Technically, the transition to Twin v2 was a success, with inventory accuracy against physical audits rising to 98%. However, a significant gap remained between the digital ledger and physical operations. While the WMS accurately tracked "Virtual Stock " (bookings and reservations), it remained blind to the final physical outbound movement because the field worker application was never successfully adopted in the live environment.
This visibility gap existed because a true "delivered" event was never recorded in any system; instead, we relied on Twin v1's "Finished Order" status as a proxy for delivery. Since this was a sales-based milestone rather than a real-time warehouse signal, it introduced a data lag that left the WMS functionally unaware of exactly when items physically left the floor. Furthermore, because Twin v2 was designed as a Sovereign SaaS miniservice, it was architected to manage its own data domain and did not pull order status from the monolith to compensate for the lack of field input.
This led to a pragmatic compromise: we had a reliable ledger of what should be in the warehouse, but no automated way to confirm what had actually left.

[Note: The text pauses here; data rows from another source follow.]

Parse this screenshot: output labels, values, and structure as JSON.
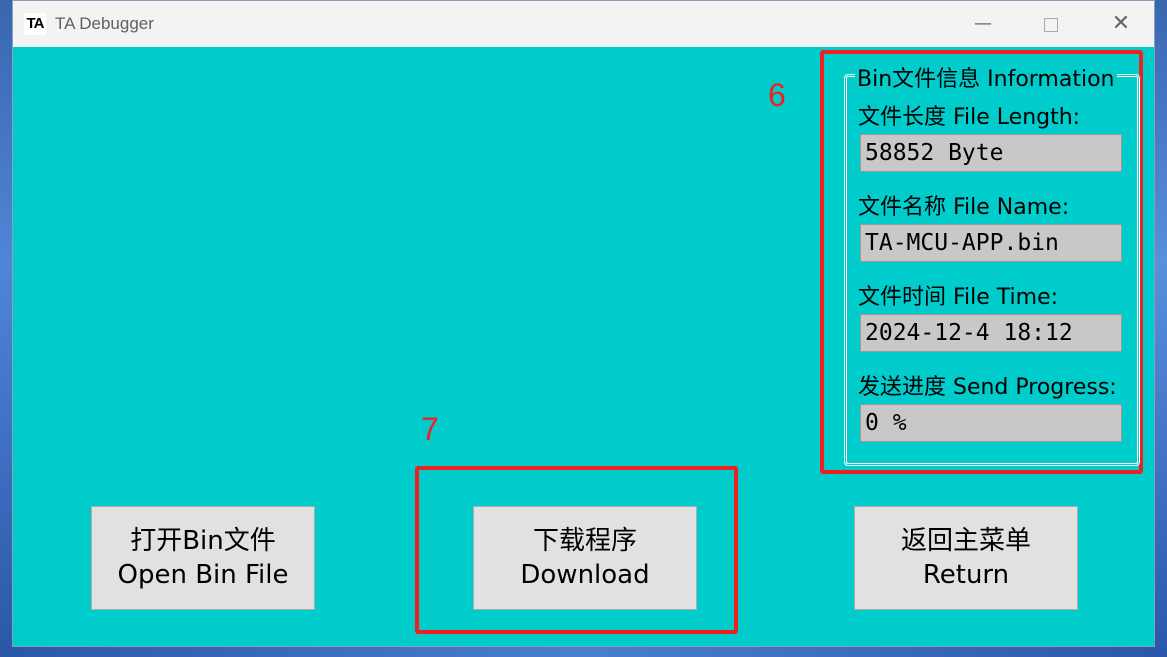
{
  "window": {
    "logo_text": "TA",
    "title": "TA Debugger",
    "minimize_glyph": "—",
    "close_glyph": "✕"
  },
  "annotations": {
    "callout_6": "6",
    "callout_7": "7",
    "highlight_color": "#f02020"
  },
  "bin_info": {
    "title": "Bin文件信息 Information",
    "fields": [
      {
        "label": "文件长度 File Length:",
        "value": "58852 Byte"
      },
      {
        "label": "文件名称 File Name:",
        "value": "TA-MCU-APP.bin"
      },
      {
        "label": "文件时间 File Time:",
        "value": "2024-12-4 18:12"
      },
      {
        "label": "发送进度 Send Progress:",
        "value": "0 %"
      }
    ]
  },
  "buttons": {
    "open": {
      "line1": "打开Bin文件",
      "line2": "Open Bin File"
    },
    "download": {
      "line1": "下载程序",
      "line2": "Download"
    },
    "return": {
      "line1": "返回主菜单",
      "line2": "Return"
    }
  },
  "colors": {
    "client_bg": "#00cccc",
    "button_bg": "#e1e1e1",
    "field_bg": "#c8c8c8"
  },
  "icons": [
    "app-logo-icon",
    "minimize-icon",
    "maximize-icon",
    "close-icon"
  ]
}
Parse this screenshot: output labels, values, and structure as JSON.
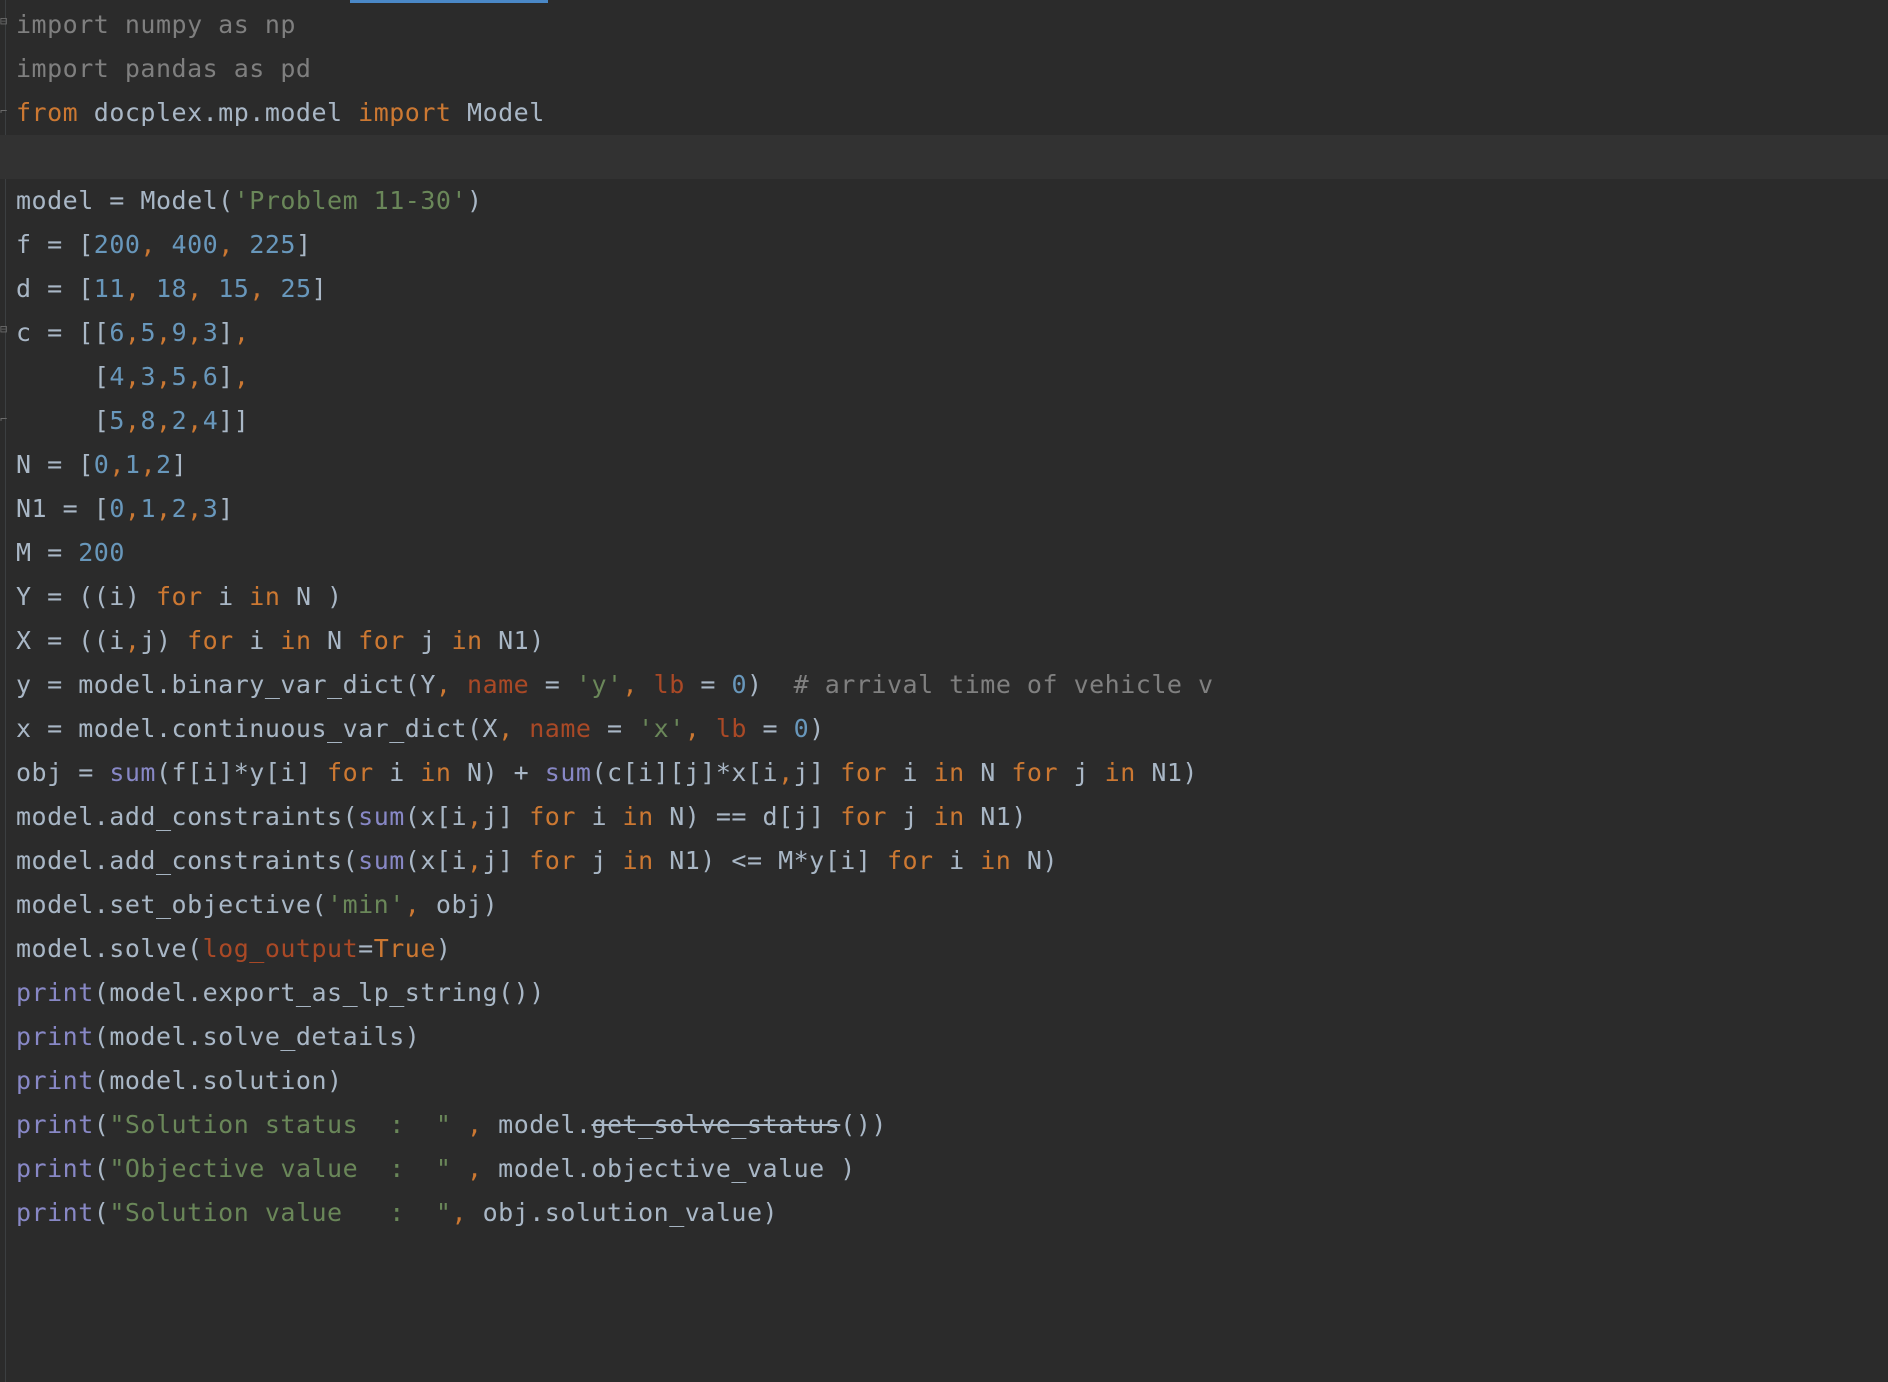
{
  "editor": {
    "colors": {
      "background": "#2b2b2b",
      "keyword": "#cc7832",
      "string": "#6a8759",
      "number": "#6897bb",
      "comment": "#808080",
      "builtin": "#8888c6",
      "parameter": "#aa4926",
      "text": "#a9b7c6",
      "current_line": "#323232"
    },
    "code_lines": [
      "import numpy as np",
      "import pandas as pd",
      "from docplex.mp.model import Model",
      "",
      "model = Model('Problem 11-30')",
      "f = [200, 400, 225]",
      "d = [11, 18, 15, 25]",
      "c = [[6,5,9,3],",
      "     [4,3,5,6],",
      "     [5,8,2,4]]",
      "N = [0,1,2]",
      "N1 = [0,1,2,3]",
      "M = 200",
      "Y = ((i) for i in N )",
      "X = ((i,j) for i in N for j in N1)",
      "y = model.binary_var_dict(Y, name = 'y', lb = 0)  # arrival time of vehicle v",
      "x = model.continuous_var_dict(X, name = 'x', lb = 0)",
      "obj = sum(f[i]*y[i] for i in N) + sum(c[i][j]*x[i,j] for i in N for j in N1)",
      "model.add_constraints(sum(x[i,j] for i in N) == d[j] for j in N1)",
      "model.add_constraints(sum(x[i,j] for j in N1) <= M*y[i] for i in N)",
      "model.set_objective('min', obj)",
      "model.solve(log_output=True)",
      "print(model.export_as_lp_string())",
      "print(model.solve_details)",
      "print(model.solution)",
      "print(\"Solution status  :  \" , model.get_solve_status())",
      "print(\"Objective value  :  \" , model.objective_value )",
      "print(\"Solution value   :  \", obj.solution_value)"
    ]
  }
}
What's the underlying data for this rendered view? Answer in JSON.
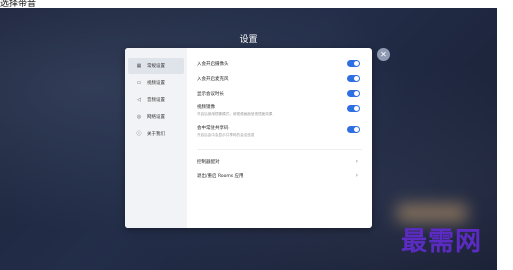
{
  "top_caption": "选择带音",
  "window": {
    "title": "设置"
  },
  "sidebar": {
    "items": [
      {
        "label": "常规设置",
        "icon": "grid-icon",
        "active": true
      },
      {
        "label": "视频设置",
        "icon": "camera-icon",
        "active": false
      },
      {
        "label": "音频设置",
        "icon": "speaker-icon",
        "active": false
      },
      {
        "label": "网络设置",
        "icon": "globe-icon",
        "active": false
      },
      {
        "label": "关于我们",
        "icon": "info-icon",
        "active": false
      }
    ]
  },
  "settings": {
    "toggles": [
      {
        "label": "入会开启摄像头",
        "desc": "",
        "on": true
      },
      {
        "label": "入会开启麦克风",
        "desc": "",
        "on": true
      },
      {
        "label": "显示会议时长",
        "desc": "",
        "on": true
      },
      {
        "label": "视频镜像",
        "desc": "开启后使用镜像模式，使视频画面呈现镜面效果",
        "on": true
      },
      {
        "label": "会中常驻共享码",
        "desc": "开启后会中会显示共享码的会议信息",
        "on": true
      }
    ],
    "links": [
      {
        "label": "控制器配对"
      },
      {
        "label": "退出/重启 Rooms 应用"
      }
    ]
  },
  "watermark": "最需网",
  "colors": {
    "accent": "#2f6fe4",
    "watermark": "#5b2bc4"
  }
}
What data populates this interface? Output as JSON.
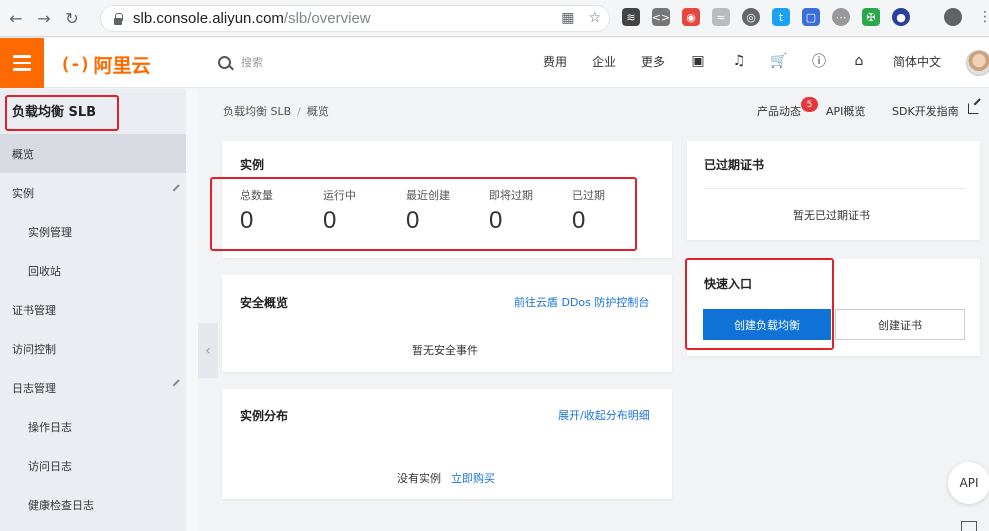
{
  "browser": {
    "url_host": "slb.console.aliyun.com",
    "url_path": "/slb/overview"
  },
  "topbar": {
    "brand": "阿里云",
    "search_placeholder": "搜索",
    "nav": [
      "费用",
      "企业",
      "更多"
    ],
    "language": "简体中文"
  },
  "sidebar": {
    "title": "负载均衡 SLB",
    "items": [
      {
        "label": "概览"
      },
      {
        "label": "实例"
      },
      {
        "label": "实例管理"
      },
      {
        "label": "回收站"
      },
      {
        "label": "证书管理"
      },
      {
        "label": "访问控制"
      },
      {
        "label": "日志管理"
      },
      {
        "label": "操作日志"
      },
      {
        "label": "访问日志"
      },
      {
        "label": "健康检查日志"
      }
    ]
  },
  "breadcrumb": {
    "root": "负载均衡 SLB",
    "sep": "/",
    "current": "概览"
  },
  "header_links": {
    "product_news": "产品动态",
    "product_news_badge": "5",
    "api_overview": "API概览",
    "sdk_guide": "SDK开发指南"
  },
  "instances_card": {
    "title": "实例",
    "stats": [
      {
        "label": "总数量",
        "value": "0"
      },
      {
        "label": "运行中",
        "value": "0"
      },
      {
        "label": "最近创建",
        "value": "0"
      },
      {
        "label": "即将过期",
        "value": "0"
      },
      {
        "label": "已过期",
        "value": "0"
      }
    ]
  },
  "security_card": {
    "title": "安全概览",
    "link": "前往云盾 DDos 防护控制台",
    "empty": "暂无安全事件"
  },
  "distribution_card": {
    "title": "实例分布",
    "link": "展开/收起分布明细",
    "empty": "没有实例",
    "buy_link": "立即购买"
  },
  "expired_cert_card": {
    "title": "已过期证书",
    "empty": "暂无已过期证书"
  },
  "quick_entry_card": {
    "title": "快速入口",
    "create_lb": "创建负载均衡",
    "create_cert": "创建证书"
  },
  "float": {
    "api": "API"
  },
  "colors": {
    "brand_orange": "#ff6a00",
    "primary_blue": "#0f72d6",
    "highlight_red": "#e0202c"
  }
}
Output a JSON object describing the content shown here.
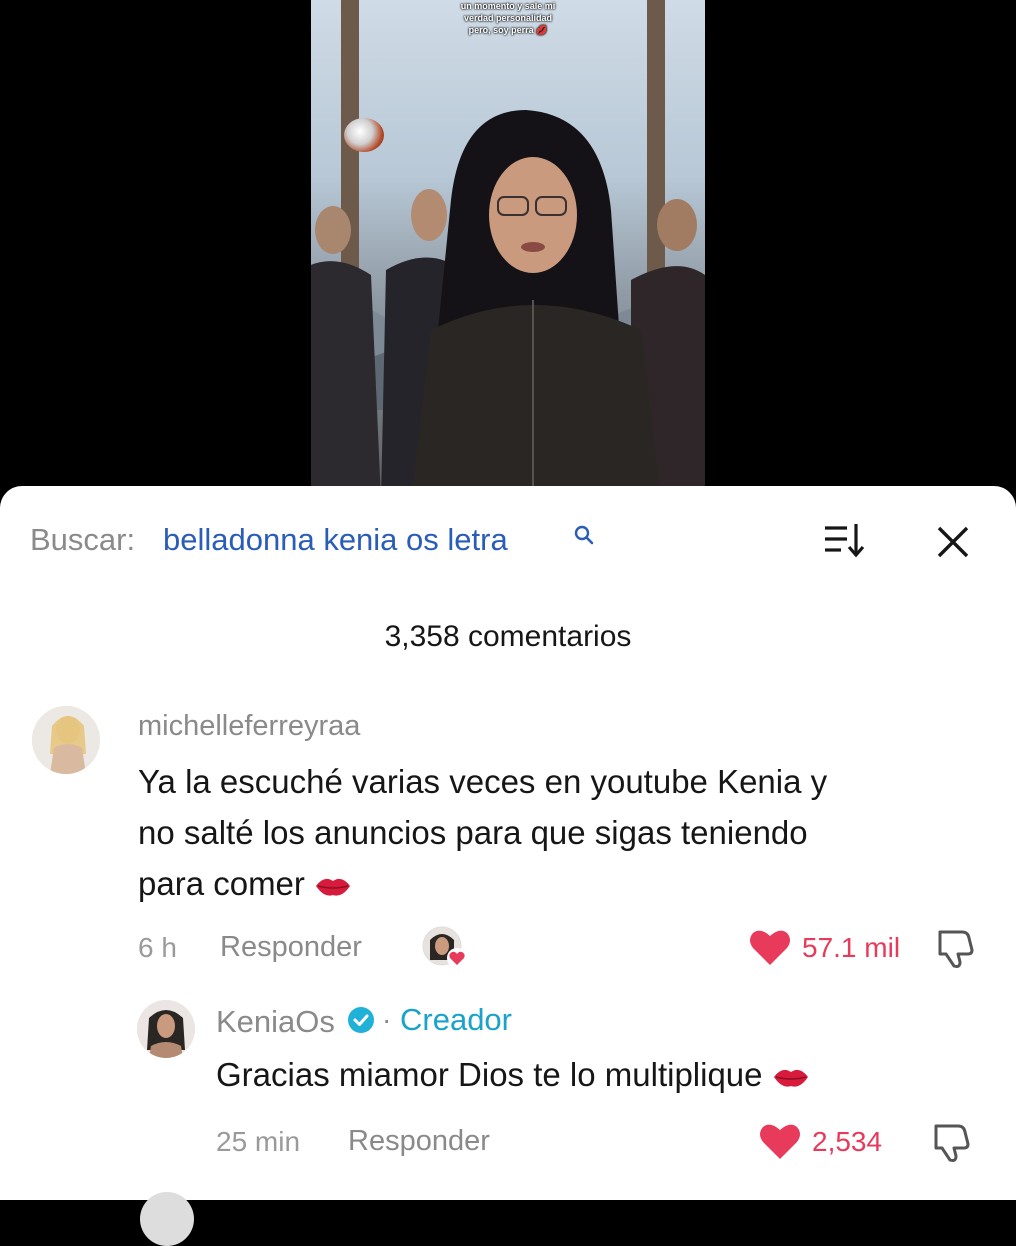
{
  "video": {
    "caption_lines": [
      "un momento y sale mi",
      "verdad personalidad",
      "pero, soy perra 💋"
    ]
  },
  "search": {
    "label": "Buscar:",
    "query": "belladonna kenia os letra"
  },
  "comments_count": "3,358 comentarios",
  "comments": [
    {
      "username": "michelleferreyraa",
      "text_lines": [
        "Ya la escuché varias veces en youtube Kenia y",
        "no salté los anuncios para que sigas teniendo",
        "para comer"
      ],
      "time": "6 h",
      "reply_label": "Responder",
      "likes": "57.1 mil",
      "creator_liked": true
    }
  ],
  "reply": {
    "username": "KeniaOs",
    "separator": "·",
    "creator_label": "Creador",
    "text": "Gracias miamor Dios te lo multiplique",
    "time": "25 min",
    "reply_label": "Responder",
    "likes": "2,534"
  },
  "colors": {
    "like": "#e83a5a",
    "creator": "#1aa3c8",
    "search_query": "#2a5db8"
  },
  "icons": [
    "search-icon",
    "sort-icon",
    "close-icon",
    "heart-icon",
    "dislike-icon",
    "verified-icon",
    "kiss-emoji"
  ]
}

To bridge this for the business, we had to extract data from both the WMS and Twin v1 to merge them in external reporting layers like Metabase and custom Python scripts. While this satisfied the requirement for accurate reporting, it was a frustrating reminder of how a solid data model can be limited by operational realities and the "good enough" nature of manual data merging.

Reflection

This project taught me that stock is fundamentally a time-series problem, not a simple relational status. If I were to rebuild this today, I would rely exclusively on an indexed, append-only transaction table where the latest entry represents the current state. This eliminates the need for "summary" tables and removes the risk of state contamination between the ledger and the cache. (I’ve written a deeper architectural analysis of why I prefer this `Single Source of Truth here ).
Additionally, I learned that Unit of Measure (UOM) complexity is most effectively handled by storing all inventory in the smallest base unit. By applying a packaging factor only at the point of transaction, we reduce relational overhead and make the system significantly more resilient to changes in how items are packaged or sold.

Questions & Answers

Q.
Why not sync order data from v1 back to v2 for real-time tracking?

A.
I proposed flagging Twin v1 order data as "real stock out" and feeding it back into the WMS. However, management rejected it. It required a bi-directional sync that felt redundant since we "already had" the (unused) mobile app. Ultimately, the business was content with joining the data in a report rather than fixing the system architecture.